Mrs. Coleman worked at East Texas Medical Center for nearly a year before working as an instructor and assistant administrator at Texas Eastern School of Nursing, now UT Tyler. After five years there, she received her master’s degree and went to work at Mother Frances.

Mrs. Coleman started a local chapter of the Black Nurses Association in 1991. She received the Nurse of the Year award from the association in 1997.

She also was active in the Texas Perinatal Association, which presented her with the Helen Farabee Leadership Award in 2000 for her efforts to improve the outcome of neonatal babies and pregnancies.

Mrs. Coleman considers it a huge professional honor to have been one of the few chosen in 2004 to be a fellow in the Johnson and Johnson-Wharton Program in management for nurse executives. Having a nurse serve as chief nursing officer, overseeing millions of dollars and more than 1,000 nurses, Mrs. Coleman was chosen to go to the University of Pennsylvania Wharton Business School for help in understanding finance/budgeting.

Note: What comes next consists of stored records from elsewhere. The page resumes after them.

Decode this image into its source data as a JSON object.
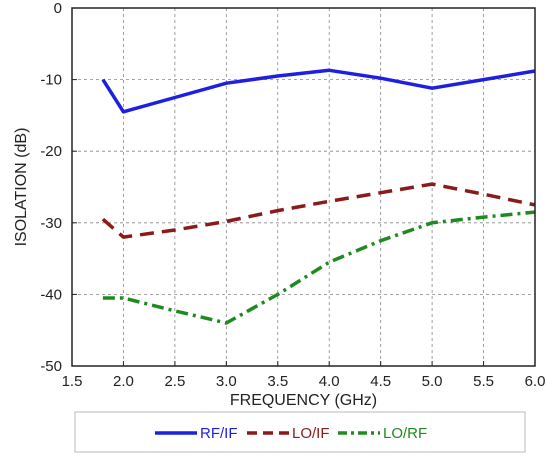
{
  "chart_data": {
    "type": "line",
    "title": "",
    "xlabel": "FREQUENCY (GHz)",
    "ylabel": "ISOLATION (dB)",
    "xlim": [
      1.5,
      6.0
    ],
    "ylim": [
      -50,
      0
    ],
    "xticks": [
      1.5,
      2.0,
      2.5,
      3.0,
      3.5,
      4.0,
      4.5,
      5.0,
      5.5,
      6.0
    ],
    "xtick_labels": [
      "1.5",
      "2.0",
      "2.5",
      "3.0",
      "3.5",
      "4.0",
      "4.5",
      "5.0",
      "5.5",
      "6.0"
    ],
    "yticks": [
      0,
      -10,
      -20,
      -30,
      -40,
      -50
    ],
    "ytick_labels": [
      "0",
      "-10",
      "-20",
      "-30",
      "-40",
      "-50"
    ],
    "grid": true,
    "legend_position": "bottom",
    "series": [
      {
        "name": "RF/IF",
        "color": "#1f1fe0",
        "style": "solid",
        "x": [
          1.8,
          2.0,
          2.5,
          3.0,
          3.5,
          4.0,
          4.5,
          5.0,
          5.5,
          6.0
        ],
        "y": [
          -10.0,
          -14.5,
          -12.5,
          -10.5,
          -9.5,
          -8.7,
          -9.8,
          -11.2,
          -10.0,
          -8.8
        ]
      },
      {
        "name": "LO/IF",
        "color": "#8b1a1a",
        "style": "dashed",
        "x": [
          1.8,
          2.0,
          2.5,
          3.0,
          3.5,
          4.0,
          4.5,
          5.0,
          5.5,
          6.0
        ],
        "y": [
          -29.5,
          -32.0,
          -31.0,
          -29.8,
          -28.3,
          -27.0,
          -25.8,
          -24.6,
          -26.0,
          -27.5
        ]
      },
      {
        "name": "LO/RF",
        "color": "#1f8a1f",
        "style": "dashdot",
        "x": [
          1.8,
          2.0,
          2.5,
          3.0,
          3.5,
          4.0,
          4.5,
          5.0,
          5.5,
          6.0
        ],
        "y": [
          -40.5,
          -40.5,
          -42.3,
          -44.0,
          -40.0,
          -35.5,
          -32.5,
          -30.0,
          -29.2,
          -28.5
        ]
      }
    ]
  }
}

Because she’s always worked so hard, the main thing she has enjoyed since retiring is the opportunity to spend more time with her family and close friends. She doesn’t look for work but usually says yes when people ask for her help.

She has continued to work as a consultant and surveyor, evaluating health care facilities to make sure they are in compliance. She also has served as chief executive officer of the now defunct Total Healthcare Clinic and has served on numerous boards, including for the American Heart Association, March of Dimes, Tyler Day Nursery and Smith County Health Department. She said she will continue volunteering and serving on boards.

“I believe in giving back to the community because so much was given back to me and my family when we needed it,” Mrs. Coleman said.

She knew if she wanted to give her best, she needed to align herself with others who shared her passion. She said you can do something individually but can make a huge impact if you serve with others with the same vision.

The other Women in Tyler honorees were Beverly Beavers Brooks, Jennifer Carson, Verna Hall, Irma Rodriguez and Rebecca Taylor.